When we’re doing science what we’re doing is placing objects or generative mechanisms in particular contexts or relations to other objects to discover how they act or what they do. That is, we’re acting on objects to provoke actions in objects so as to see how objects act under these conditions. And in doing this, we are placing objects in relations. I’ve written about this in my post entitled The Mug Blues.
So here’s the nub of the matter: Objects are independent of their relations and withdrawn from their relations. Knowledge-production always consists of placing objects in relations or acting on them to provoke actions in them. Consequently, what objects are independent of these relations is something we can never know precisely because we only ever encounter objects in relations and objects only ever encounter one another in relations.
Does that entail that knowledge is useless or an illusion? No. It just entails 1) that knowledge is a description of actions within these relational networks, and that 2) other actions can be provoked in objects when placed in different relational networks. Think about cooking. What is the being of garlic? Can you really say? No, all you know of garlic is how it behaves in a variety of different ways when cooked in a variety of different ways and related to a variety of different ingredients.

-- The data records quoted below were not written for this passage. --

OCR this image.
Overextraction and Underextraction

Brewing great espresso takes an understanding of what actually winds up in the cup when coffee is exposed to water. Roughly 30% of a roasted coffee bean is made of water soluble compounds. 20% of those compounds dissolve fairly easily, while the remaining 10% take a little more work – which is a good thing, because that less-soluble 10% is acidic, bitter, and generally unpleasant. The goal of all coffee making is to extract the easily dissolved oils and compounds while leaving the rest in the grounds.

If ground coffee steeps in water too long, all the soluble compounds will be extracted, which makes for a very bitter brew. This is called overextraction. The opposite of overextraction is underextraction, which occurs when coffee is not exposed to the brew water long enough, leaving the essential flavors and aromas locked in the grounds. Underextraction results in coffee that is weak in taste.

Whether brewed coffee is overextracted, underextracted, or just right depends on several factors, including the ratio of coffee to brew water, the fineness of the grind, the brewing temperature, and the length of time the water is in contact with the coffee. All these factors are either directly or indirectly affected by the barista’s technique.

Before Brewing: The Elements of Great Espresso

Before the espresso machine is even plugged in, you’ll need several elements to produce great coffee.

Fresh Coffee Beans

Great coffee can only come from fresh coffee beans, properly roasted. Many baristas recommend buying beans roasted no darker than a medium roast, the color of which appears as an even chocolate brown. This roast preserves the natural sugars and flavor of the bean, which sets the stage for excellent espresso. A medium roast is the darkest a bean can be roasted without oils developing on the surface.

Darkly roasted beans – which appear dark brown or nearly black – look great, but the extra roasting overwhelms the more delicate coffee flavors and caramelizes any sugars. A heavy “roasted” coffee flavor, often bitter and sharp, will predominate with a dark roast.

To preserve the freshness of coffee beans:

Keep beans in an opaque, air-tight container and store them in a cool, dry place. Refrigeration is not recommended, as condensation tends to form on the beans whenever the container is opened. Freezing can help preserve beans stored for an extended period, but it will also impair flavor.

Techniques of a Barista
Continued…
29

Jim seems to have a problem with feminist and social constructivist critiques of knowledge. If these critiques are taken to entail that knowledge is illusory or a fabrication, then I quite agree. Unfortunately, because of distinction between the natural and the artificial that haunts the tradition of Western thought, our tendency is to hear the word “construction” as implying “artificial” or “false”, rather than entailing the arduous work of assembling diverse objects together in a formation that manages to stand or persist. However, if feminist epistemology and social constructivism is understood as the careful investigation of networks of relations among objects in the production of local manifestations, then I’m all for these sorts of investigations as I believe they follow directly from my ontology. All manifestation or actuality is local manifestation or actuality. In this connection, I’m quite in agreement with Donna Haraway’s concept of situated knowledge.
The point is not to confuse objects with their local manifestations or actualities. These actualities or local manifestations are produced by objects, but objects always harbor a volcanic excess and the power to surprise when placed in different networks of relations to different objects. When I reject representationalism I am rejecting naive realism’s tendency to equate the being of objects with what is essentially local or a situated manifestation. As a consequence, I am drawing attention to the relations in which an object enters in producing a manifestation and the manner in which we act on objects to produce particular manifestations.